Avantages de l'Insémination Artificielle

Amélioration Génétique du Troupeau

L'IA offre un avantage majeur en permettant d'accélérer le progrès génétique. Un éleveur laitier utilisant l'IA peut espérer un gain génétique de 0,2 à 0,4 écart-type par an, simplement en sélectionnant des taureaux d'IA de qualité. L'IA permet de raisonner au cas par cas pour améliorer la valeur génétique du troupeau. Une vache avec une faible production laitière peut être croisée avec un taureau dont les filles sont de bonnes productrices. La technique permet de disposer d'un large éventail de géniteurs de qualité et de mettre en place un plan d'accouplement personnalisé. Les gains génétiques sont multiples. En race Charolaise, les génisses issues d’IA pèsent en moyenne 13 kg de plus à 210 jours que les femelles nées d’un père de monte naturelle.

Prévention des Maladies

L'IA contribue significativement à la prévention de la diffusion des maladies vénériennes. Les taureaux utilisés pour la collecte de semence sont rigoureusement contrôlés et doivent être exempts de toute affection transmissible. Détenir un taureau, le partager ou le louer avec d’autres exploitations augmente le risque qu’il diffuse le pathogène au sein du troupeau. Les semences d’inséminations artificielles sont produites avec un protocole qui exclut les risques de transmissions entre individus.

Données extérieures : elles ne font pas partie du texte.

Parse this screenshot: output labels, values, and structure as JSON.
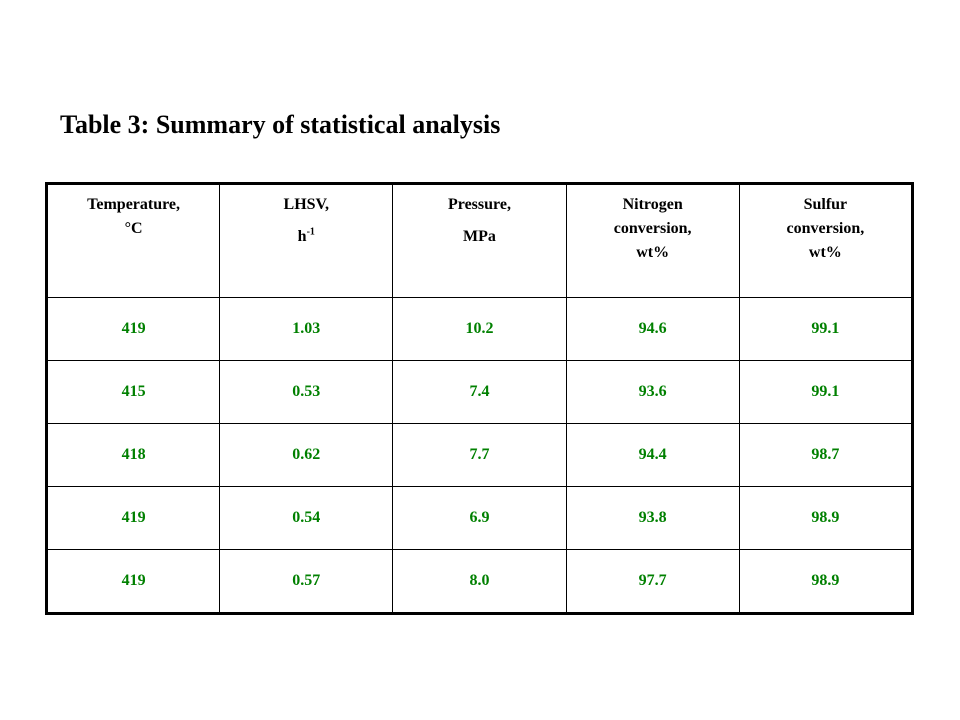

Contrôle Précis des Saillies

L'IA permet de contrôler de manière plus précise les saillies et le pourcentage de réussite. L’IA permet de contrôler de manière plus précise les saillies et le pourcentage de réussite. La rigueur dans la détection des chaleurs est essentielle pour avoir de bons résultats à l'IA. Cet aspect peut intimider les éleveurs, mais des solutions existent. Des programmes de synchronisation des chaleurs reviennent en général à une vingtaine d'euros par vache.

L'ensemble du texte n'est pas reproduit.